Why does software-defined everything matter?

Canonical

on 22 February 2017

This article was last updated 5 years ago.


Does anybody still think of a phone as a way of just making calls?

According to Informate Mi less than 10% of the time you spend on a phone is spent giving calls. That’s because phones have evolved from single function device to malleable pocket computers whose entire purpose is defined by the apps that they run. In reality, a smartphone is a software-defined device. What’s much less commonly known is that the world of telco is also becoming software-defined.

‘Software-defined everything’ represents a step change in the telco industry. The entire industry is moving away from a mode of organising and thinking about their network and services as a bunch of boxes with fixed functions to thinking about it as stacks of interacting software.

Look at some of the key themes at MWC this year…. 5G for example. Many people see it as just another iteration in the 1G, 2G, 3G, 4G where what matters is the additional bandwidth for the end user. But behind the scenes a drastic redesign of the telco mobile network is underway where fixed function networking equipment laid out in a static / predefined architecture is being replaced by mini-data centres of generic servers whose function is responsive to the needs of the network. 5G is really about the software-defined telco network.

Another key theme is IoT (Internet of Things).

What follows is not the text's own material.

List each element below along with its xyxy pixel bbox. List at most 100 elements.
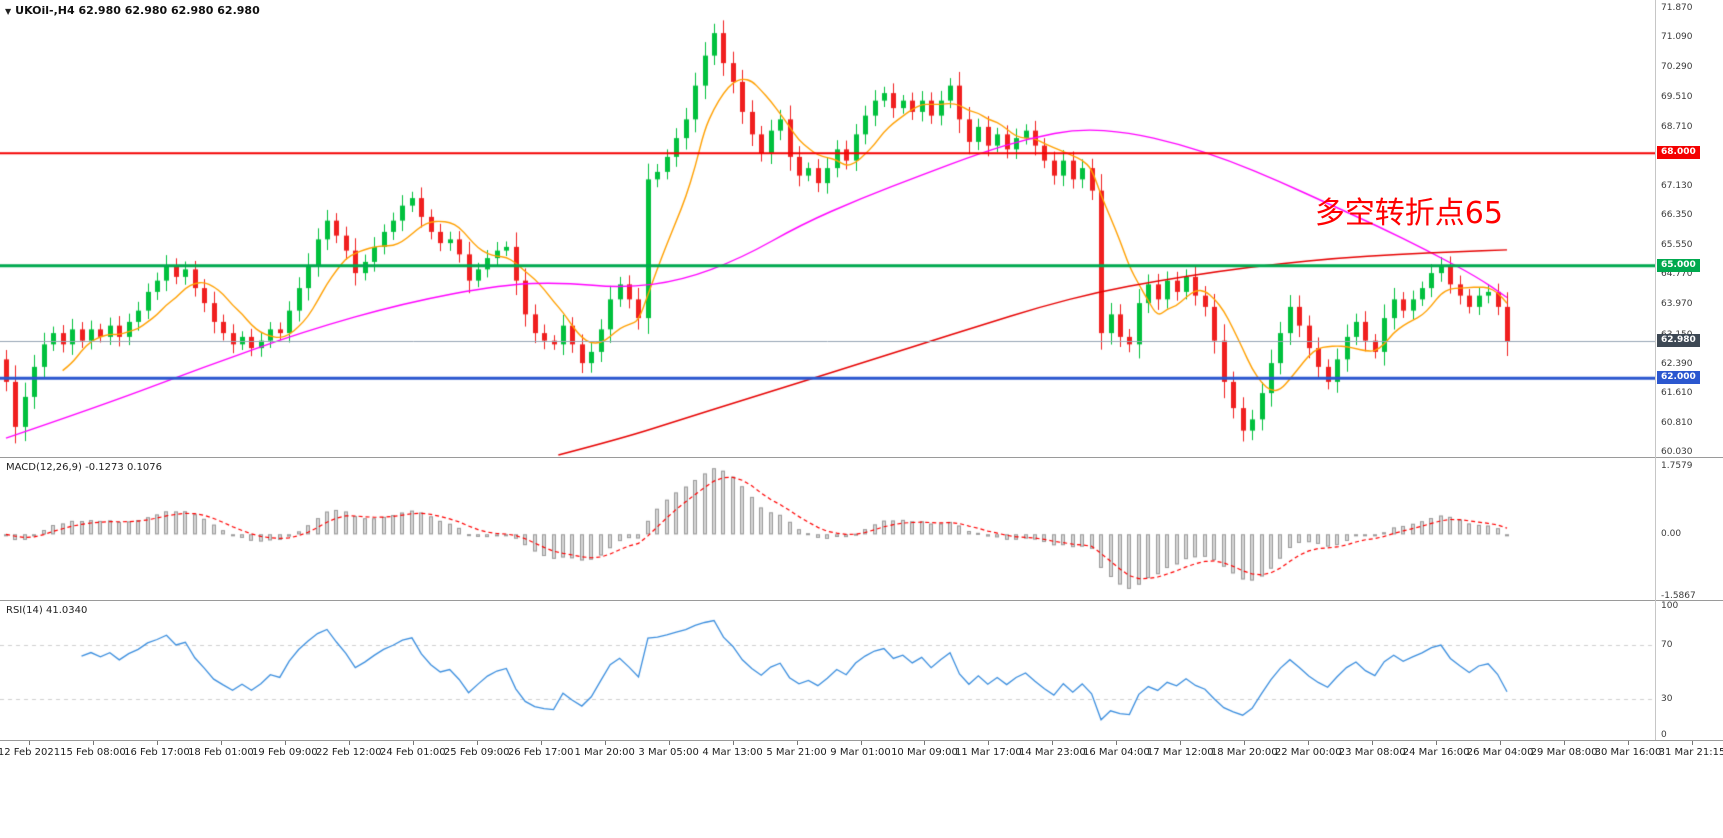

Many believe M2M (the ancestor of IoT) has been part of MWC since times immemorial, so why make a fuss about it all of a sudden? Once again the answer is software. M2M was simple with unidirectional exchanges of data, reflecting the simple nature of the software being run on M2M devices – images were sent down to a digital signage box and telemetry data was sent from an industrial gateway to a monitoring server. But today things are very different. The software run by all these devices has evolved drastically which has changed the very simple nature of these exchanges. For example, as well as displaying advertisements, a digital signage screen might be count the people that pass it or act as a wifi hotspot. IoT is reall about software-defined smart devices.

Autonomous cars, another big theme this year, is yet another example of the software-defined nature of things to come. In car maps was followed by telemetry data coming from cars which was then complemented by in-car hot-spots and infotainment. Today, complex self driving or navigation support systems offer a level of artificial intelligence never seen before in vehicles.